Si vous êtes habitué aux shonen où les personnages passent leur temps à se battre, Planètes va vous dépayser ! Car dans le genre du seinen, auquel ce manga appartient, les personnages sont souvent plus humains, les histoires plus matures et l’ambiance plus réaliste. Planètes aborde des thèmes sérieux dans un décor de science-fiction absolument captivant !
A l’origine du manga, Makoto Yukimura, né en 1976 et devenu mangaka professionnel en 2000 avec l’oeuvre en question : Planètes. D’abord prépublié dans le Kodansha Weekly Morning, le manga ne tarde pas à avoir droit à son adaptation par le studio Sunrise. Planètes est un grand succès critique, ce qui lui permet de proposer sa deuxième série de manga au Weekly Shonen Magazine dès 2005 qu’il nomme Vinland Saga et qui mélange l’histoire nordique des Vikings au style particulier du manga. Mais revenons-en à Planètes, un seinen de science-fiction à propos… d’éboueurs de l’espace !
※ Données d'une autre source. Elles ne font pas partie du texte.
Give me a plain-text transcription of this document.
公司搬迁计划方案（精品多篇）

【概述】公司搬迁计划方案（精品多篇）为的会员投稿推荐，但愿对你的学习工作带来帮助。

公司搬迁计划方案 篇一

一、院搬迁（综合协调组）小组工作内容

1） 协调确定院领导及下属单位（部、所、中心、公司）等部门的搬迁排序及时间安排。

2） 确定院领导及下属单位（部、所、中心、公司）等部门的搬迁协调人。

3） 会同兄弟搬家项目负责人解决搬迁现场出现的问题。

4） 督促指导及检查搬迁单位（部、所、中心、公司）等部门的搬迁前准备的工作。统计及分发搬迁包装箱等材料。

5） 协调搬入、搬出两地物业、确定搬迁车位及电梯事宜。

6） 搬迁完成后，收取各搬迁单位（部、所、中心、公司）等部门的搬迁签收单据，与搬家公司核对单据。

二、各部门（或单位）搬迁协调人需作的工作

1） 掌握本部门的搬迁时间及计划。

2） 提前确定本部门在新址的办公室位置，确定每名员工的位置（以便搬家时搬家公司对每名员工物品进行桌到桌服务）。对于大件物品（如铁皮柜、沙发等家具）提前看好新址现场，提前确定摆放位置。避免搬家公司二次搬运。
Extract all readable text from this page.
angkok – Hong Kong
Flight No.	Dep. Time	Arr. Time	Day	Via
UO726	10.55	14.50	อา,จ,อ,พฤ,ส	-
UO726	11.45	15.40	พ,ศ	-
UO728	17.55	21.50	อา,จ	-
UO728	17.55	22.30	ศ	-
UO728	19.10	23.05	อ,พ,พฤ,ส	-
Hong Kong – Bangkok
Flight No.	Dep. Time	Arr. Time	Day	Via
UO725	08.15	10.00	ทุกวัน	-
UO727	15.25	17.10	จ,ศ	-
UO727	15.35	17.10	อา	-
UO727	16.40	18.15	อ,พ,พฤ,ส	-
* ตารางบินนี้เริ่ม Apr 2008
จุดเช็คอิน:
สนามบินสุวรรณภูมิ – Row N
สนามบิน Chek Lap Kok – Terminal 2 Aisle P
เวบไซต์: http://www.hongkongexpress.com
Et pourtant, le manga va mettre votre cerveau en ébullition grâce aux dialogues et mises en scène fascinantes autour de thématiques matures et intelligemment traitées. On suit donc l’activité d’une unité de la Technora Corporation, chargée de nettoyer l’orbite terrestre de tous les débris laissés par les nombreux vaisseaux et satellites lancés depuis la planète alors que la conquête spatiale connaît un nouvel âge d’or et que de plus en plus de missions sont programmées. Il est devenu essentiel de dégager ces débris pour éviter des collisions entre les satellites et les stations orbitant autour de la Terre et de la Lune.
Les astronautes éboueurs se chargent de cette mission principalement en récoltant les composants réutilisables ou précieux à bord des débris et en renvoyant le reste dans l’atmosphère terrestre afin de les incinérer. Un peu comme dans l’histoire de la chanson Rocket Man, pour eux, c’est simplement un job comme les autres, qui leur permet cependant de vivre dans l’espace, qui est le vrai thème central du manga. Leur vie professionnelle n’est que le cadre, mais le héros a bien sûr des ambitions plus grandes, notamment avoir son propre vaisseau et participer à de vraies missions d’exploration.
Sur Terre, les choses ne font qu’empirer. Du moins, c’est ce que promulgue l’organisation dite terroriste Space Defense Front qui considère comme une folie de gâcher des ressources précieuses pour promouvoir l’exploration spatiale alors que des milliers de gens meurent de la famine tous les jours à la surface. À l’opposé, une mission d’exploration de grande envergure se prépare, objectif : Jupiter. Le héros Hachimaki ajoute cela à sa liste de rêves. Quoi qu’il en coûte, il rejoindra cette expédition et quittera son job monotone.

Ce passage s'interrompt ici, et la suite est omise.